- 204
Frederick Edward McWilliam, A.R.A. 1909-1992
Description
- Frederick Edward McWilliam, A.R.A.
- Study for Eve
- signed McW
- bronze with a dark brown patina
- height 37cm., 14½in.
Provenance
Exhibited
London, Hanover Gallery, F.E.McWilliam: Sculpture, February - March 1956 (another cast);
New York, Galerie Chalette, Eleven British Sculptors, Ocotber - November 1956 (another cast);
Leeds, Contemporary Painting and Sculpture, 1956 (details untraced).
Catalogue Note
Conceived in 1953 and cast in an edition of 3. One of these casts can be seen in a 1953 photograph of McWilliam's Holland Park studio, displayed on a shelf in the alcove (see Mel Gooding, F.E. McWilliam: Sculpture 1932-1989, catalogue for the Tate Gallery exhibition, 1989, p,20).
The present work is a study for Eve, one of McWilliam's most successful large scale sculptures from the period after the Second World War, when he began to experiment with new techniques using an internal wire armature to provide support to the overall figure.
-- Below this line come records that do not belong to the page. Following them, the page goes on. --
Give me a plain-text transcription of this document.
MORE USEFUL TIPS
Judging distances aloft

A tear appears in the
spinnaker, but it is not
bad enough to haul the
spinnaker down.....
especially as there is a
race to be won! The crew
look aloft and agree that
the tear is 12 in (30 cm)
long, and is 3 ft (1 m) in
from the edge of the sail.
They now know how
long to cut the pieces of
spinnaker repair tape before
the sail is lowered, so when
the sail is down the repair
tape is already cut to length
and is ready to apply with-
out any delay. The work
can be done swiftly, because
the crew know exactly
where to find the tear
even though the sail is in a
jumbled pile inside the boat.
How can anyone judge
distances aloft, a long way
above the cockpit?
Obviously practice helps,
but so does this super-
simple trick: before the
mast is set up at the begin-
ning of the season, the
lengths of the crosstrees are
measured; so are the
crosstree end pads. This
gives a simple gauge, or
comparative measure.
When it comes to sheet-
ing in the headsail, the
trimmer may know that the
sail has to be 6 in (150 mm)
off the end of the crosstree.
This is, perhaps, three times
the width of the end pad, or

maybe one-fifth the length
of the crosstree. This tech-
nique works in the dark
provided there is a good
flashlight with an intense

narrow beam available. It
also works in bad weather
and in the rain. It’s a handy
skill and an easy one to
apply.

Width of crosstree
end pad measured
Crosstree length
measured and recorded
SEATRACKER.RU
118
As the bibilcal mother of humanity, Eve's tall stature is subtly juxtaposed with the swollen lump of her belly symbolic of fertility and of new life to come. The elongated nature of Eve's face and hair also possibly relates to Hindu and Buddhist forms the artist would have witnessed in India during his war service there with the RAF.